Igoshin and Narula, a graduate student, worked with experimentalists Aileen Smith and Berthold Gottgens at the Cambridge Institute for Medical Research to create a mathematical model that accurately describes the complex interplay among the three HSC regulatory proteins in the Scl-Gata2-Fli1 triad. Based on previous studies at Cambridge, it was obvious that the triad plays an essential role in HSC development. In creating their computer model, Igoshin and Narula were able to quantify the way the three interact and thus shed light on their combined role in regulating HSCs.
To qualify as a master regulator, the triad needed to meet two criteria. It had to act as a "bistable" switch, a one-way button that toggled from the "replenish HSC" state to the "differentiate" state. Second, it needed to ignore extraneous signals and throw the switch only when a signal persisted.
"In examining the results from the model, we found the triad did have the characteristics of a master regulator," Narula said. "The first time it's switched on, all the cells stay on. It also handles deactivation in a controlled manner, so that some cells differentiate and get deactivated and others don't. Finally, it has the ability to discern whether or not the level of signal is present only for a short burst or for a significantly long time."
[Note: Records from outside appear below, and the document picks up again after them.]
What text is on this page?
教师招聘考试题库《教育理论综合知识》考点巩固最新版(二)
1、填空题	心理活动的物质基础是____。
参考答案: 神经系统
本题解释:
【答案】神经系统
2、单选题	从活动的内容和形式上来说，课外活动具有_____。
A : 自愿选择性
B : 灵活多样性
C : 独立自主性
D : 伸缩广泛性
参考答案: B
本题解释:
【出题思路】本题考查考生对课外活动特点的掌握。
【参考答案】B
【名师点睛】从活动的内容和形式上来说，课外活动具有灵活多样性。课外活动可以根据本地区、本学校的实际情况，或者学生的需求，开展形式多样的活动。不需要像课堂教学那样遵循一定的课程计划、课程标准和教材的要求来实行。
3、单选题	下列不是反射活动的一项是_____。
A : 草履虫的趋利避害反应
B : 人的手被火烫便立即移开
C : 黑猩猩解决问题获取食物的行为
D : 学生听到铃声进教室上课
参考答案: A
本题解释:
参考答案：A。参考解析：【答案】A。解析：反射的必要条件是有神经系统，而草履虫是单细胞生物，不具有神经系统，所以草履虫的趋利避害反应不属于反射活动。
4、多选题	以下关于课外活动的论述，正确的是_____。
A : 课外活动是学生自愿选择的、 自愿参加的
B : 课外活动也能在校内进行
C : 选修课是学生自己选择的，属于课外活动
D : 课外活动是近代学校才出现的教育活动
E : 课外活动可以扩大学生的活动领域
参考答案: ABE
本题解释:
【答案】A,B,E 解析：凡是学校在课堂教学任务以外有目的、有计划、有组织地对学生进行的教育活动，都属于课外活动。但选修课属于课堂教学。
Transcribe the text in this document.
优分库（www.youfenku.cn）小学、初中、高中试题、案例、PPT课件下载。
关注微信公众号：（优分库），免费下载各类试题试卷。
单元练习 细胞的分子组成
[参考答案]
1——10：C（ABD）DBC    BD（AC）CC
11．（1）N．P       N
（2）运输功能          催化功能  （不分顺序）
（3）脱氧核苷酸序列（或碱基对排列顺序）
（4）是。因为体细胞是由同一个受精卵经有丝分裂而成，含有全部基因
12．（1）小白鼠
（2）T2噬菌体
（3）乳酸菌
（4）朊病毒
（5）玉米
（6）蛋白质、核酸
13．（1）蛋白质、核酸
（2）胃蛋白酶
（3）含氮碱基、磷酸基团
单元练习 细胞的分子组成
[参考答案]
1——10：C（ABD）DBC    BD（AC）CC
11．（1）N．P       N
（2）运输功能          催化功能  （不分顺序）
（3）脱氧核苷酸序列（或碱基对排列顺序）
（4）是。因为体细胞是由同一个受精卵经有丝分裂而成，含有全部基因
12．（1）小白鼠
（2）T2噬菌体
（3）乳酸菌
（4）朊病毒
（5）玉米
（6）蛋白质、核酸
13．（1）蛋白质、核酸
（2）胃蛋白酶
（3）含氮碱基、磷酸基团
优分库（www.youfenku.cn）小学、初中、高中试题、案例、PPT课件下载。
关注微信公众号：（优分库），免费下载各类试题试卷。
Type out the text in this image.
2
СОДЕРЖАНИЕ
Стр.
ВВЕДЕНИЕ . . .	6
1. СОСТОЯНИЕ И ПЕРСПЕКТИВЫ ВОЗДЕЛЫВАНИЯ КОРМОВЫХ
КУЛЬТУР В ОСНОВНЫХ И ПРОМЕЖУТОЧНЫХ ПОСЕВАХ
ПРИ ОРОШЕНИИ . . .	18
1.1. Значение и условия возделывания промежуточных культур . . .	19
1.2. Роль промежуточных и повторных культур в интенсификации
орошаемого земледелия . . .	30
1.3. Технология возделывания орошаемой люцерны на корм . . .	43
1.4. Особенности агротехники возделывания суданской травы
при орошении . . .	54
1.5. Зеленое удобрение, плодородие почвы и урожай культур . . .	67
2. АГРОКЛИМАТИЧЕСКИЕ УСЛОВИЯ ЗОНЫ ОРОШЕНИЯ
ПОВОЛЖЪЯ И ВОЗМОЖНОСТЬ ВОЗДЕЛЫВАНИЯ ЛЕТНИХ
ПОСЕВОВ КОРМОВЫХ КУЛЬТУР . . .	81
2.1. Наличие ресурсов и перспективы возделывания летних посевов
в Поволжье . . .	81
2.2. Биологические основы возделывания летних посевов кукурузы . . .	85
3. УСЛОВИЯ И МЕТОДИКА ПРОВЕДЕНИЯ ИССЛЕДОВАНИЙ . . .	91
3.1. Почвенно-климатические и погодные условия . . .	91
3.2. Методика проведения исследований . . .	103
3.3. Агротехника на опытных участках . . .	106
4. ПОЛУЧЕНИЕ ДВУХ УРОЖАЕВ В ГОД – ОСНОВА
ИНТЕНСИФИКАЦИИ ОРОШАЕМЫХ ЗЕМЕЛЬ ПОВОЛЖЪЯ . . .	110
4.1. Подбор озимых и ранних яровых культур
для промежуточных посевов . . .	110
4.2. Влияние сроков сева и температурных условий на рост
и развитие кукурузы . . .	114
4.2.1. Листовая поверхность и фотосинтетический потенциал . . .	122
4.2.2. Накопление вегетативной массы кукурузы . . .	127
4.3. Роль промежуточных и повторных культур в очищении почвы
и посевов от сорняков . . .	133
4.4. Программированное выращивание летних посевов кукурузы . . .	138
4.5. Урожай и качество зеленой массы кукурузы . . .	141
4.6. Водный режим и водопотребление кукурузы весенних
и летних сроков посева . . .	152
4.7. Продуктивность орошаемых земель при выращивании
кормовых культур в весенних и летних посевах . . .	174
Igoshin said additional experimental research is needed to verify the computer model's prediction that the Scl-Gata2-Fli1 triad is the master-level controller for HSCs. However, he said the prediction is particularly intriguing in light of previous studies that suggest other similarly wired regulatory triads are key players in other types of stem cells, including embryonic stem cells.
"It's possible that this triad motif is reused elsewhere," Igoshin said. "The proteins could be different in each case, but the motif structure of their interconnections is common and may be repeated elsewhere in nature. That's one of the most intriguing aspects of this research."
The research was supported by Rice University, the National Science Foundation, and Leukemia and Lymphoma Research UK.